Z Wikiźródeł, wolnej biblioteki
Ta strona została uwierzytelniona.
—   306   —

W ciągu tej rozprawy, de Guiche, trochę pognębiony, spoglądał kolejno na obu swoich doradców.
Czuł, iż rozgrywa się w tej chwili sprawa, stanowiąca o całem jego życiu.
— Wszak prawda — mówił, zwracając się do hrabiego kawaler Lotaryński — że zajście to nie było tak burzliwem, jak się wydaje wicehrabiemu de Bragelonne, który zresztą nie był przy tem obecny?
— Panie — z naleganiem mówił Raul — burzliwe było, czy nie, ale nie o zajściu samem tu mówię, lecz o następstwach, jakie ono mieć może. Wiem o tem, że księżna płakała.
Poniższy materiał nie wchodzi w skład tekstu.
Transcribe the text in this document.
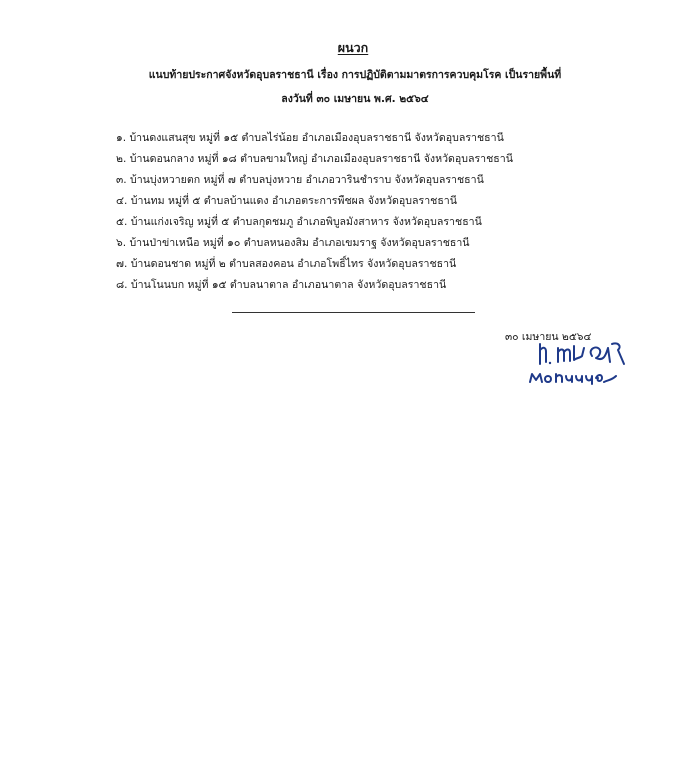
ผนวก
แนบท้ายประกาศจังหวัดอุบลราชธานี เรื่อง การปฏิบัติตามมาตรการควบคุมโรค เป็นรายพื้นที่
ลงวันที่ ๓๐ เมษายน พ.ศ. ๒๕๖๔
๑. บ้านดงแสนสุข หมู่ที่ ๑๕ ตำบลไร่น้อย อำเภอเมืองอุบลราชธานี จังหวัดอุบลราชธานี
๒. บ้านดอนกลาง หมู่ที่ ๑๘ ตำบลขามใหญ่ อำเภอเมืองอุบลราชธานี จังหวัดอุบลราชธานี
๓. บ้านบุ่งหวายตก หมู่ที่ ๗ ตำบลบุ่งหวาย อำเภอวารินชำราบ จังหวัดอุบลราชธานี
๔. บ้านทม หมู่ที่ ๕ ตำบลบ้านแดง อำเภอตระการพืชผล จังหวัดอุบลราชธานี
๕. บ้านแก่งเจริญ หมู่ที่ ๕ ตำบลกุดชมภู อำเภอพิบูลมังสาหาร จังหวัดอุบลราชธานี
๖. บ้านป่าข่าเหนือ หมู่ที่ ๑๐ ตำบลหนองสิม อำเภอเขมราฐ จังหวัดอุบลราชธานี
๗. บ้านดอนชาด หมู่ที่ ๒ ตำบลสองคอน อำเภอโพธิ์ไทร จังหวัดอุบลราชธานี
๘. บ้านโนนบก หมู่ที่ ๑๕ ตำบลนาตาล อำเภอนาตาล จังหวัดอุบลราชธานี
๓๐ เมษายน ๒๕๖๔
— Płakała? — wykrzyknął nierozważnie de Guiche, załamując ręce.
— No, proszę — odezwał się ze śmiechem kawaler — o tym szczególe nie wiedziałem wcale. Więcej wiesz, niż ja, panie de Bragelonne.
— Dlatego też żądam usilnie, aby de Guiche się oddalił.
— Ciekawym, dlaczego?...
— Bo król!... król!...
— Król! — wykrzyknął de Guiche.
— E! tak, mówię ci, król wziął do serca tę sprawę.
— Ba!... — odezwał się kawaler — król kocha Guicha, a przedewszystkiem jego ojca; przypuśćmy, gdyby hrabia wyjechał, byłoby to przyznaniem, iż popełnił coś nagannego.
— Dlaczego?
— No, wtedy się ucieka, gdy się co przeskrobie, lub się jest w strachu.
— Albo wtedy, gdy jest się obrażonym, jako człowiek, posądzony niesłusznie — rzekł Bragelonne — odjazdowi jego nadajmy pozór obrazy, nic nad to łatwiejszego; powiemy, że wszystko, co tylko można, robiliśmy, aby go zatrzymać, a przynajmniej ty, kawalerze, nie skłamiesz. Słuchaj! de Guiche, ty jesteś niewinny; zajście dzisiejsze musiało cię zranić; jedź! de Guiche, jedź!...
— E! zostań, de Guiche, zostań — mówił kawaler — dla tego samego, co powiedział pan de Bragelonne, że jesteś niewinny.